"These men are accustomed to such incidents; there is hardly a voyage without one or more of them. To me it was but the opening of another crack in one of my brick walls.
"'What of?' I asked.
"'Exhaustion; want of food, perhaps, and the heat. The heart gave out,' answered the Doctor in a perfunctory tone.
"'Do many of them go that way?' I asked.
"'Yes, when they strike the furnaces for the first time. This man was too old—over fifty, I should say—and should never have been taken on,' and he glanced reprovingly at Hunter.

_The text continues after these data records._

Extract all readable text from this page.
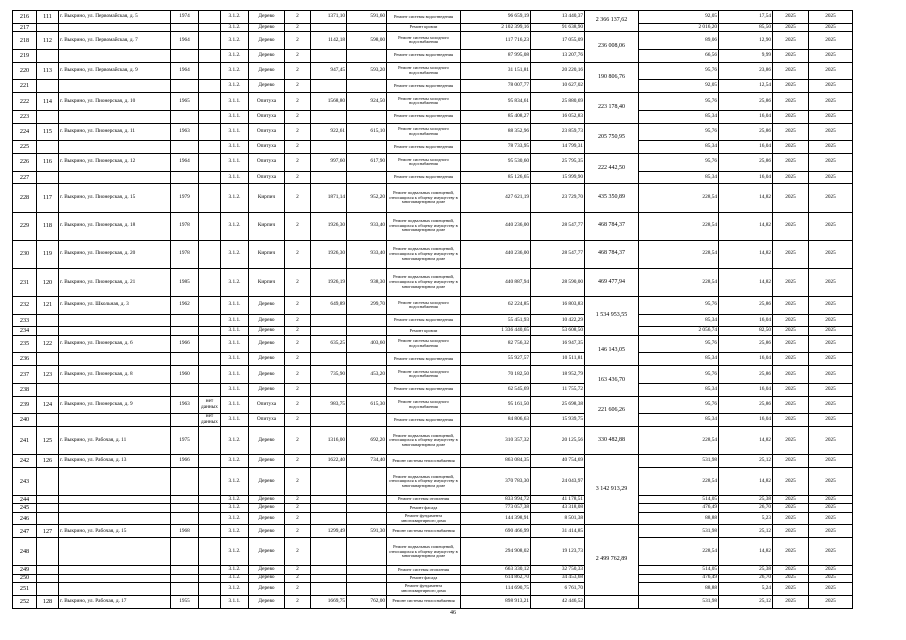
216	111	г. Выкрино, ул. Первомайская, д. 5	1974		3.1.2.	Дерево	2	1371,10	591,60	Ремонт системы водоотведения	96 659,19	13 440,37	2 366 137,62	92,05	17,54	2025	2025
217					3.1.2.	Дерево	2			Ремонт кровли	2 102 399,16	91 638,90		2 016,20	85,50	2025	2025
218	112	г. Выкрино, ул. Первомайская, д. 7	1964		3.1.2.	Дерево	2	1142,18	598,00	Ремонт системы холодного водоснабжения	117 716,23	17 055,09	236 008,06	89,06	12,90	2025	2025
219					3.1.2.	Дерево	2			Ремонт системы водоотведения	87 995,08	13 207,76		66,56	9,99	2025	2025
220	113	г. Выкрино, ул. Первомайская, д. 9	1964		3.1.2.	Дерево	2	947,45	593,20	Ремонт системы холодного водоснабжения	31 151,81	20 220,16	190 806,76	95,76	23,86	2025	2025
221					3.1.2.	Дерево	2			Ремонт системы водоотведения	78 007,77	10 627,02		92,05	12,54	2025	2025
222	114	г. Выкрино, ул. Пионерская, д. 10	1965		3.1.1.	Опитуха	2	1568,80	924,50	Ремонт системы холодного водоснабжения	95 834,61	25 880,69	223 178,40	95,76	25,86	2025	2025
223					3.1.1.	Опитуха	2			Ремонт системы водоотведения	85 408,27	16 052,83		85,34	16,04	2025	2025
224	115	г. Выкрино, ул. Пионерская, д. 11	1963		3.1.1.	Опитуха	2	922,61	615,10	Ремонт системы холодного водоснабжения	88 352,96	23 859,73	205 750,95	95,76	25,86	2025	2025
225					3.1.1.	Опитуха	2			Ремонт системы водоотведения	78 733,95	14 799,31		85,34	16,04	2025	2025
226	116	г. Выкрино, ул. Пионерская, д. 12	1964		3.1.1.	Опитуха	2	997,60	617,90	Ремонт системы холодного водоснабжения	95 530,60	25 795,35	222 442,50	95,76	25,86	2025	2025
227					3.1.1.	Опитуха	2			Ремонт системы водоотведения	85 126,65	15 999,90		85,34	16,04	2025	2025
228	117	г. Выкрино, ул. Пионерская, д. 15	1979		3.1.2.	Кирпич	2	1871,14	952,20	Ремонт подвальных помещений, относящихся к общему имуществу в многоквартирном доме	427 621,19	23 729,70	435 350,89	228,54	14,82	2025	2025
229	118	г. Выкрино, ул. Пионерская, д. 18	1978		3.1.2.	Кирпич	2	1926,30	933,40	Ремонт подвальных помещений, относящихся к общему имуществу в многоквартирном доме	440 236,00	28 547,77	468 784,37	228,54	14,82	2025	2025
230	119	г. Выкрино, ул. Пионерская, д. 20	1978		3.1.2.	Кирпич	2	1926,30	933,40	Ремонт подвальных помещений, относящихся к общему имуществу в многоквартирном доме	440 236,00	28 547,77	468 784,37	228,54	14,82	2025	2025
231	120	г. Выкрино, ул. Пионерская, д. 21	1985		3.1.2.	Кирпич	2	1926,19	938,30	Ремонт подвальных помещений, относящихся к общему имуществу в многоквартирном доме	440 887,94	28 590,00	469 477,94	228,54	14,82	2025	2025
232	121	г. Выкрино, ул. Школьная, д. 3	1962		3.1.1.	Дерево	2	649,89	299,70	Ремонт системы холодного водоснабжения	62 224,85	16 803,83	1 534 953,55	95,76	25,86	2025	2025
233					3.1.1.	Дерево	2			Ремонт системы водоотведения	55 451,93	10 422,29		85,34	16,04	2025	2025
234					3.1.1.	Дерево	2			Ремонт кровли	1 336 440,65	53 608,50		2 056,74	82,50	2025	2025
235	122	г. Выкрино, ул. Пионерская, д. 6	1966		3.1.1.	Дерево	2	635,25	403,60	Ремонт системы холодного водоснабжения	82 756,32	16 947,35	146 143,05	95,76	25,86	2025	2025
236					3.1.1.	Дерево	2			Ремонт системы водоотведения	55 927,57	10 511,81		85,34	16,04	2025	2025
237	123	г. Выкрино, ул. Пионерская, д. 8	1960		3.1.1.	Дерево	2	735,90	453,20	Ремонт системы холодного водоснабжения	70 182,50	18 952,79	163 436,70	95,76	25,86	2025	2025
238					3.1.1.	Дерево	2			Ремонт системы водоотведения	62 545,69	11 755,72		85,34	16,04	2025	2025
239	124	г. Выкрино, ул. Пионерская, д. 9	1963	нет данных	3.1.1.	Опитуха	2	983,75	615,30	Ремонт системы холодного водоснабжения	95 161,50	25 698,38	221 606,26	95,76	25,86	2025	2025
240				нет данных	3.1.1.	Опитуха	2			Ремонт системы водоотведения	84 806,63	15 939,75		85,34	16,04	2025	2025
241	125	г. Выкрино, ул. Рабочая, д. 11	1975		3.1.2.	Дерево	2	1316,00	692,20	Ремонт подвальных помещений, относящихся к общему имуществу в многоквартирном доме	310 357,32	20 125,56	330 482,88	228,54	14,82	2025	2025
242	126	г. Выкрино, ул. Рабочая, д. 13	1966		3.1.2.	Дерево	2	1622,40	734,40	Ремонт системы теплоснабжения	863 084,35	40 754,69	3 142 913,29	531,98	25,12	2025	2025
243					3.1.2.	Дерево	2			Ремонт подвальных помещений, относящихся к общему имуществу в многоквартирном доме	370 783,30	24 043,97		228,54	14,82	2025	2025
244					3.1.2.	Дерево	2			Ремонт системы отопления	833 994,72	41 178,51		514,05	25,38	2025	2025
245					3.1.2.	Дерево	2			Ремонт фасада	773 057,38	43 318,08		476,49	26,70	2025	2025
246					3.1.2.	Дерево	2			Ремонт фундамента многоквартирного дома	144 398,91	8 501,38		88,88	5,23	2025	2025
247	127	г. Выкрино, ул. Рабочая, д. 15	1968		3.1.2.	Дерево	2	1299,49	591,30	Ремонт системы теплоснабжения	690 466,99	31 414,85	2 499 762,89	531,98	25,12	2025	2025
248					3.1.2.	Дерево	2			Ремонт подвальных помещений, относящихся к общему имуществу в многоквартирном доме	294 908,02	19 123,73		228,54	14,82	2025	2025
249					3.1.2.	Дерево	2			Ремонт системы отопления	663 330,12	32 750,33		514,05	25,38	2025	2025
250					3.1.2.	Дерево	2			Ремонт фасада	614 862,70	34 453,68		476,49	26,70	2025	2025
251					3.1.2.	Дерево	2			Ремонт фундамента многоквартирного дома	114 690,75	6 761,70		88,88	5,24	2025	2025
252	128	г. Выкрино, ул. Рабочая, д. 17	1955		3.1.1.	Дерево	2	1669,75	762,00	Ремонт системы теплоснабжения	898 913,21	42 446,52		531,98	25,12	2025	2025
46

"'He begged so hard,' interrupted the Second Engineer, 'I let him on. We are short of men, too, on account of the strike—'He spoke as if in defence of his Chief. 'Didn't look to me to be so old till he caved in. Shall I make a box for him, sir?' and he turned to Hunter.
"'Yes, and paint it.'
"The Chief slipped his arm through mine, led me to a seat on the sofa beside his desk, and continued:
"'He came aboard the day before we left New York. It was about seven o'clock at night, and I had changed my clothes and was going uptown to the theatre. I stood at the end of the gang-plank for a minute looking up the dock, pretty clean of freight by that time, and this man came creeping down along the side of the ship, looking about him in a way I didn't like. As he got nearer he stopped under a dock light, fumbled in his pocket and brought out a letter. He wasn't ten feet from me, and so I could see his face. He read it two or three times over, turning the leaves, and then he slipped it back into his pocket again and looked up at the ship's side; then he saw me and came straight for me.
"'"I must go home," he said; "can you take me on?"